The U2 360° Tour, one of the largest tours ever, required a power and data network of equal scale. It needed to be quick and efficient to install and set up, have high network speed with absolutely no lag in cue reaction time, and it had to be rock-solid and flexible. Systems crew chief Craig Hancock worked with show director/designer Willie Williams from the early design phases of this production, and he engineered a power and data network that would satisfy all of the requirements of a tour of this magnitude.
The PRG Concert Touring group supplied the entire lighting package for the tour. The data and control system includes MA Lighting grandMA consoles and NSPs, Avolites dimmers and relays, City Theatrical SHoW DMX wireless DMX system, and as the backbone of it all the PRG Series 400™ Power and Data Distribution System. There are a total of 25 universes of DMX with custom dimmer carts at the bottom of each leg of the structure. These contain Series 400 racks, S400 main breaker racks, the Avo Art 2000 dimmer and relay racks, strobe distribution racks, communications, etc. There are a total of four carts up on the catwalk in the roof structure that handle the power and data for the lights in the roof as well as on the pylon. Using the Show DMX system, wireless DMX is sent from the top of the pylon (the central vertical element) out to the seven satellite lighting positions that are around the top of the stadium.
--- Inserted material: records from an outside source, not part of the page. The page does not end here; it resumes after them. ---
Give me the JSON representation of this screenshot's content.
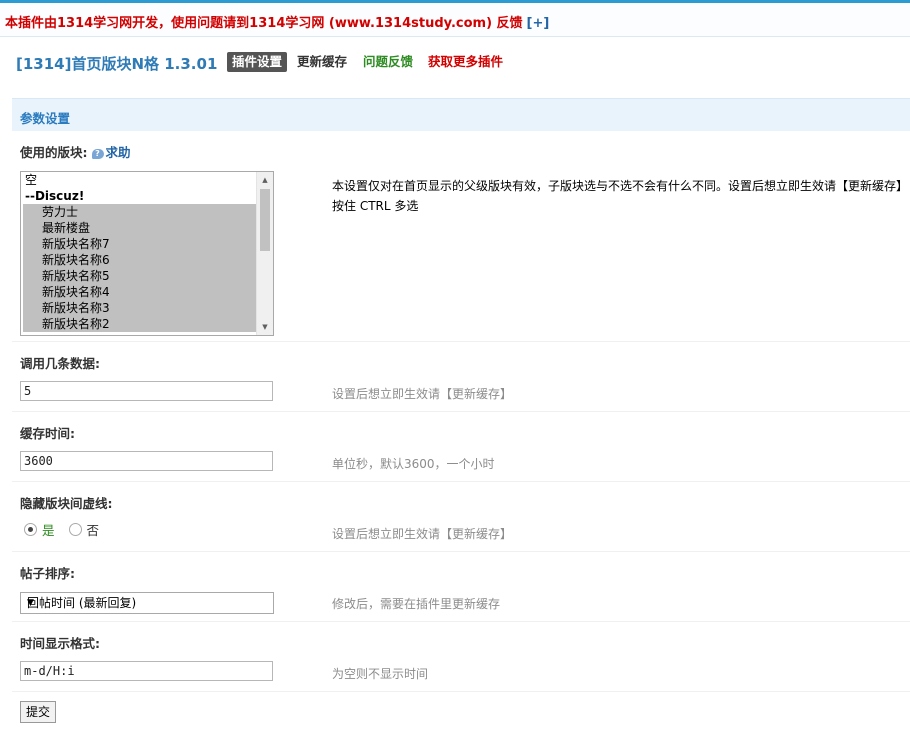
{
  "notice": {
    "text": "本插件由1314学习网开发，使用问题请到1314学习网 (www.1314study.com) 反馈",
    "toggle": "[+]"
  },
  "header": {
    "title": "[1314]首页版块N格 1.3.01",
    "tabs": {
      "settings": "插件设置",
      "cache": "更新缓存",
      "feedback": "问题反馈",
      "more": "获取更多插件"
    }
  },
  "section": {
    "title": "参数设置"
  },
  "fields": {
    "forums": {
      "label": "使用的版块:",
      "help": "求助",
      "help_glyph": "?",
      "options": [
        {
          "text": "空"
        },
        {
          "text": "--Discuz!"
        },
        {
          "text": "劳力士"
        },
        {
          "text": "最新楼盘"
        },
        {
          "text": "新版块名称7"
        },
        {
          "text": "新版块名称6"
        },
        {
          "text": "新版块名称5"
        },
        {
          "text": "新版块名称4"
        },
        {
          "text": "新版块名称3"
        },
        {
          "text": "新版块名称2"
        }
      ],
      "description": "本设置仅对在首页显示的父级版块有效，子版块选与不选不会有什么不同。设置后想立即生效请【更新缓存】 按住 CTRL 多选"
    },
    "count": {
      "label": "调用几条数据:",
      "value": "5",
      "hint": "设置后想立即生效请【更新缓存】"
    },
    "cache_time": {
      "label": "缓存时间:",
      "value": "3600",
      "hint": "单位秒，默认3600，一个小时"
    },
    "hide_lines": {
      "label": "隐藏版块间虚线:",
      "yes": "是",
      "no": "否",
      "hint": "设置后想立即生效请【更新缓存】"
    },
    "sort": {
      "label": "帖子排序:",
      "selected": "回帖时间 (最新回复)",
      "hint": "修改后，需要在插件里更新缓存"
    },
    "time_format": {
      "label": "时间显示格式:",
      "value": "m-d/H:i",
      "hint": "为空则不显示时间"
    }
  },
  "submit": {
    "label": "提交"
  }
}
Controlling all of the lighting as well as the smoke and haze are two grandMA consoles. Associate lighting designer Alex Murphy operates a grandMA light that controls the PRG Mbox Extreme media server that feeds content to the LEDs in the stage floor and the LEDs in the set and roof structure. It was simpler than trying to run all of the LEDs via DMX. Murphy also shares control of the smoke with lighting director Ethan Weber runs a full grandMA console. One universe of DMX is fed from the grandMA light to the full grandMA so they can share control of the smoke effects. Weber then has control of all of the automated lights. (Murphy also calls all the cues for the 25 followspots.)
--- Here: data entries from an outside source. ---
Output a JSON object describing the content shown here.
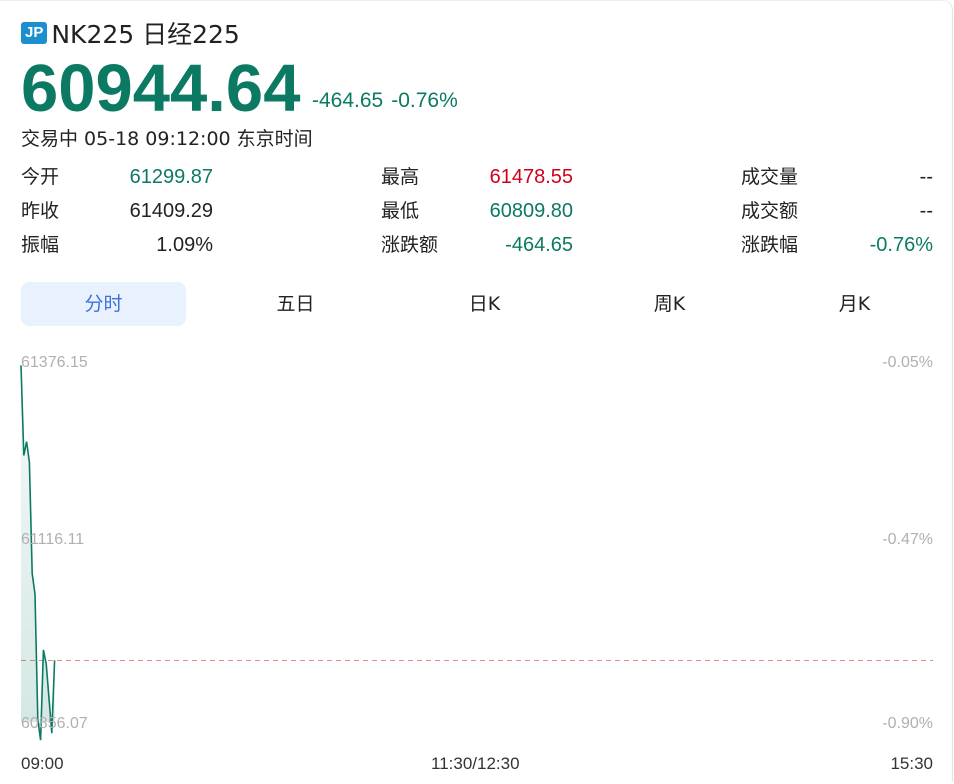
{
  "header": {
    "badge": "JP",
    "name": "NK225 日经225",
    "price": "60944.64",
    "change": "-464.65",
    "change_pct": "-0.76%",
    "status": "交易中 05-18 09:12:00 东京时间"
  },
  "stats": {
    "open_label": "今开",
    "open_value": "61299.87",
    "prev_close_label": "昨收",
    "prev_close_value": "61409.29",
    "amplitude_label": "振幅",
    "amplitude_value": "1.09%",
    "high_label": "最高",
    "high_value": "61478.55",
    "low_label": "最低",
    "low_value": "60809.80",
    "chg_label": "涨跌额",
    "chg_value": "-464.65",
    "volume_label": "成交量",
    "volume_value": "--",
    "turnover_label": "成交额",
    "turnover_value": "--",
    "chg_pct_label": "涨跌幅",
    "chg_pct_value": "-0.76%"
  },
  "tabs": [
    "分时",
    "五日",
    "日K",
    "周K",
    "月K"
  ],
  "active_tab": 0,
  "colors": {
    "up": "#d0021b",
    "down": "#0c7a63",
    "accent": "#3b74d9",
    "ref_line": "#e88a8a"
  },
  "chart_data": {
    "type": "line",
    "x": [
      "09:00",
      "09:01",
      "09:02",
      "09:03",
      "09:04",
      "09:05",
      "09:06",
      "09:07",
      "09:08",
      "09:09",
      "09:10",
      "09:11",
      "09:12"
    ],
    "values": [
      61370,
      61240,
      61260,
      61230,
      61070,
      61040,
      60860,
      60830,
      60960,
      60940,
      60890,
      60840,
      60945
    ],
    "x_ticks": [
      "09:00",
      "11:30/12:30",
      "15:30"
    ],
    "y_ticks_left": [
      "61376.15",
      "61116.11",
      "60856.07"
    ],
    "y_ticks_right": [
      "-0.05%",
      "-0.47%",
      "-0.90%"
    ],
    "ylim": [
      60856.07,
      61376.15
    ],
    "reference_line": 60944.64
  }
}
I got to spend some time with Hancock, who worked to engineer the lighting network, during the rehearsals and set up in Barcelona, Spain for the U2 360° Tour. Hancock, who has been working on U2 tours since the 2001 Elevation Tour, started in December working with Williams on the layout of the lighting and with Mark Fisher’s Stufish on the integration of the lighting systems with the structural systems. I spoke with Hancock about the challenges, the choice of equipment, and working on a tour of this unprecedented scale.
MSE: Tell me about the approach to the networking system.
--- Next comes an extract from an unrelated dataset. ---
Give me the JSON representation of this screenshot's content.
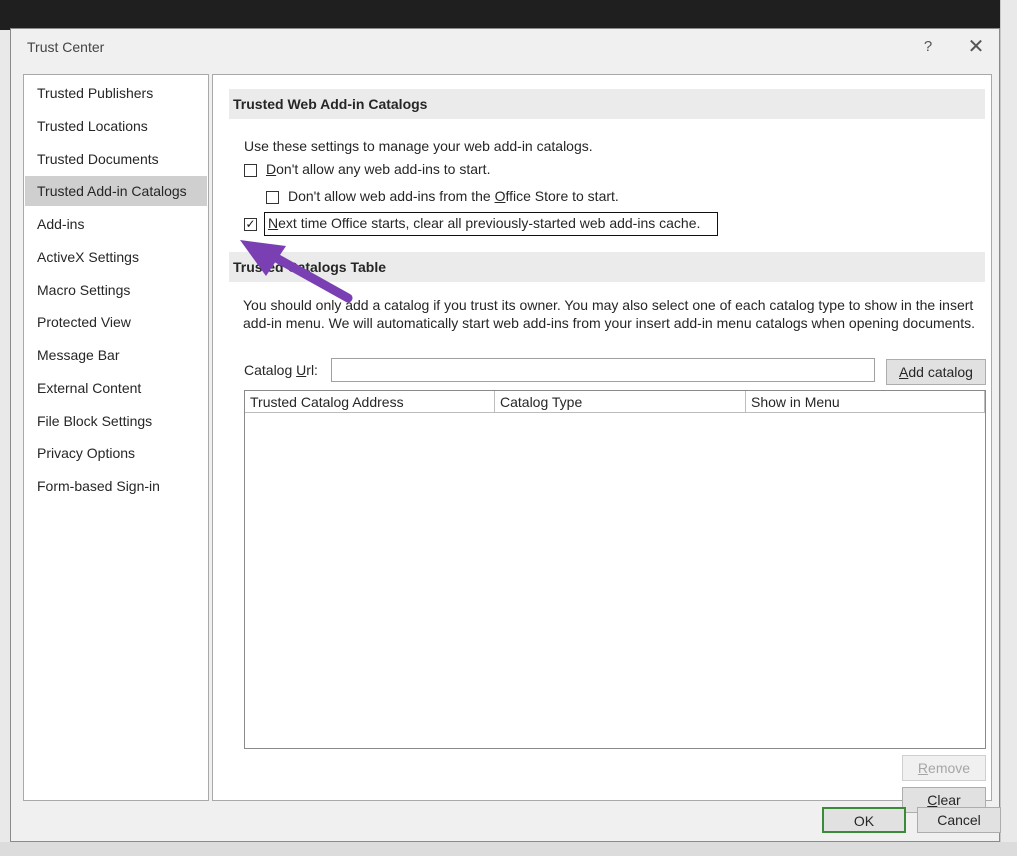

CH: I started working on the lighting system and layout of the power and data network about seven months ago with Willie and Studio Fisher. I worked closely with Jeremy Lloyd and Nick Evans of Studio Fisher. They are the ones that I essentially put this together with…I liaised with PRG to get where we are, especially Chris Conti, who brought in the wireless SHoW DMX. Overall this power and data network is really simple. I am not trying to push the envelope at all. I knew what and how I wanted it, and Chris made it into reality with what they do with Series 400. Between us, we ironed out the creases and ended up with the network that we have today. It is just Virtuoso fiber optic cables between the legs and one fiber optic cable up into the roof structure. That is the great thing about having the PRG Virtuoso Node Plusses and the S400 Fiber Switches; they all work in line with the Series 400 system…I can almost do anything with it and use external equipment like dimmer racks and stuff with no headaches at all.
MSE: How did you choose to use the PRG Series 400 Power and Data Distribution System?
CH: With the sheer scale of the structure and having the satellite lighting positions around the stadium, we were very concerned about the network speed and the cue reaction time. I had used Series 400 on Madonna’s Sticky and Sweet tour last year. The Series 400 system moves Art-Net around which allowed us to keep cue reaction time as we wanted it, which was one of Willie’s criteria…I really like the Series 400 system for being able to put any universe of DMX at any point. The 240V version stems from a meeting in January at Studio Fisher where we talked about the U2 360° Tour and the best approach. For example, the pylon has 498 DWE lamps around it on the different levels. We realized then to do that at 110V power would be so over the top. The system does exactly what we wanted it to do.
MSE: What else was a key component of the network you used? You mentioned the wireless DMX?
CH: When Chris Conti came onboard in March, it was invaluable because he brought in the SHoW DMX…it has been absolutely brilliant. When we turned it on, I had my fingers crossed when they hit the first cue, and everything moved together. This is my first attempt to go with wireless DMX. I can remember in December saying to Willie when we looked at the plans that we should attempt wireless, which he thought was very exciting. Having the pylon really gave us clear line-of-sight where we wanted to go with it. The system absolutely worked first time, out of the box. I think that the wireless DMX solved a big issue and has worked well. I didn’t really see how we were going to be run cabling through the crowd every night.